Mali : L'ex-président Bah N'Daw et Moctar Ouane recouvrent entièrement la liberté

Bah N'Daw et Moctar Ouane sont désormais libres de tous leurs mouvements. La mesure d'assignation en résidence surveillée, prise à l'encontre de l'ancien président de la transition au Mali et de son ancien Premier ministre, a été levée ce vendredi 27 août 2021.

" Le comité local de suivi de la transition se félicite de la décision du gouvernement de lever toutes les mesures restrictives concernant l'ancien président de la transition SEM Bah N'Daw et l'ancien Premier ministre, M. Moctar Ouane", apprend-on. Le CLST félicite également le président Assimi Goïta et le gouvernement malien de transition, pour les dispositions prises pour assurer à ces deux personnalités, le bénéfice des droits attachés à leurs statuts d'ancien chef de l'État et d'ancien Premier ministre.

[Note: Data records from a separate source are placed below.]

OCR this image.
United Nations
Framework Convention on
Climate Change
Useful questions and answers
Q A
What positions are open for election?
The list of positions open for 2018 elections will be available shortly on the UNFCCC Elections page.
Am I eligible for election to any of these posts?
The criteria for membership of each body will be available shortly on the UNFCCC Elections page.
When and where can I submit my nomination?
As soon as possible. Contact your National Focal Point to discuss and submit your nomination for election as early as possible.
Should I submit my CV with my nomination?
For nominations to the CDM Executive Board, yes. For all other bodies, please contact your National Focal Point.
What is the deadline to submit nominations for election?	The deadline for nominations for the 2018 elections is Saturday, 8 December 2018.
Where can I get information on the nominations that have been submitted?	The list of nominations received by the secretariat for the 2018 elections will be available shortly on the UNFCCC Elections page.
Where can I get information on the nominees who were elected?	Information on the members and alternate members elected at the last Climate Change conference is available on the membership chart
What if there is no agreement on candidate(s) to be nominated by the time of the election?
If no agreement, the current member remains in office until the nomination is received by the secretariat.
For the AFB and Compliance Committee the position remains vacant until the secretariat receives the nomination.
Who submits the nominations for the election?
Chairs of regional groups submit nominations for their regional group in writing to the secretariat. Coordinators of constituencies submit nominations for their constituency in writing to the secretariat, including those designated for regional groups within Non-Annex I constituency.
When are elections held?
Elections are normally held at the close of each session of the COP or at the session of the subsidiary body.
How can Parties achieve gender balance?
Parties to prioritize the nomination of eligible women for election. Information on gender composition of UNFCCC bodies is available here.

Les deux personnalités avaient été interpellées le lundi 24 mai 2021 par des militaires, puis conduits au camp de Kati (à une quinzaine de kilomètres de Bamako), quelques heures seulement après l’annonce de la composition d’un gouvernement excluant plusieurs cadres de la junte militaire, sur les antennes de l’Office de radio et télévision du Mali (ORTM).

Aucune raison, ni explication officielle n’avaient été avancées par le gouvernement de transition pour justifier la privation de la liberté de mouvements de ces deux personnalités. Une situation qui avait en son temps provoqué la colère des avocats des deux détenus. Me Mamadou Ismaïla Konaté, avocat des détenus, n’excluait pas de porter cette affaire devant des juridictions sous-régionales ou de saisir l’ONU, si les démarches entreprises en vue de leur libération, ne prospéraient pas.